対戦相手として見ていたオリックスベンチは「楽しそうだった」

 広島で育成選手として過ごした4年間。新しい環境に身を置く今季は、大卒1年目と同じ年齢だけに目の色が違う。「3連覇しているチームですし、競争も激しいと思う。ただ、なんとか1軍の戦力になりたい。そうじゃないと、獲ってもらった意味がないと思うので。凄く楽しみな1年が始まりますね」。笑顔の奥には、固い信念がある。

「まずは1軍に上がることですね。バッティングを教えてくださる(吉田)正尚さん、(西川)龍馬さんに恩返ししないといけないと本気で思っているので。そのためには支配下選手登録されないと。(1軍に)上がって報告できるように頑張ります」

 これまでの4年間はウエスタン・リーグで対戦相手としてオリックスベンチを見てきた。「めちゃくちゃ雰囲気が良かったです。選手たちを見ていて楽しそうだった。僕もチームを盛り上げられるようにしたいと思います」。ムードメーカーとしての期待もかかる。
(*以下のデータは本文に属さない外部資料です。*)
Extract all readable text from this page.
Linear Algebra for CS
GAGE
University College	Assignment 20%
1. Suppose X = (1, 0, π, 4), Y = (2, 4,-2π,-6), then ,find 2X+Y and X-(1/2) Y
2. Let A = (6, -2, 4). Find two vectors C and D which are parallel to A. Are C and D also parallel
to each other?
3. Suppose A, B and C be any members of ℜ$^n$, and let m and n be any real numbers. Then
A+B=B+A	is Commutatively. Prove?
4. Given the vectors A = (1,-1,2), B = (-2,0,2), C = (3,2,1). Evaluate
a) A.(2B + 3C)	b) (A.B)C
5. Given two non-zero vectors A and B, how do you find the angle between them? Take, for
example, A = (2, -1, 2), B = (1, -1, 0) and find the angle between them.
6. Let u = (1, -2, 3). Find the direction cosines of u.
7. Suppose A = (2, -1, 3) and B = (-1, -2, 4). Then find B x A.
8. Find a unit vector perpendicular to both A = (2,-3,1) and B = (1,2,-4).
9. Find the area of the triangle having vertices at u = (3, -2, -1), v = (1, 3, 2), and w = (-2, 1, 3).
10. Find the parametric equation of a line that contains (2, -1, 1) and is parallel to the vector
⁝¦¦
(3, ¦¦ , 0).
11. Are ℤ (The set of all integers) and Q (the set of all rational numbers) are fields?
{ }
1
 木下は2023年11月の高知秋季キャンプでも“練習生”としてチームに合流していた。首脳陣から「やりたいように、まずは練習してみてほしい。わからないことがあれば聞いてほしいと言ってもらいました」と明かし、「やりやすい環境ですね。厳しさの中に優しさがあって、ありがたいです」と感謝した。

 高校通算38本塁打、プロ1年目には2軍で7本のアーチを描いた。持ち前のパワフルな打撃に、天才的な打撃理論がマッチすれば……。凛々しくなった顔つきに、夢は広がるばかりだ。

○真柴健(ましば・けん)1994年8月、大阪府生まれ。京都産業大学卒業後の2017年に日刊スポーツ新聞社入社。3年間の阪神担当を経て、2020年からオリックス担当。オリックス勝利の瞬間に「おりほーツイート」するのが、ちまたで話題に。担当3年間で最下位、リーグ優勝、悲願の日本一を見届け、新聞記者の卒業を決意。2023年2月からFull-Count編集部へ。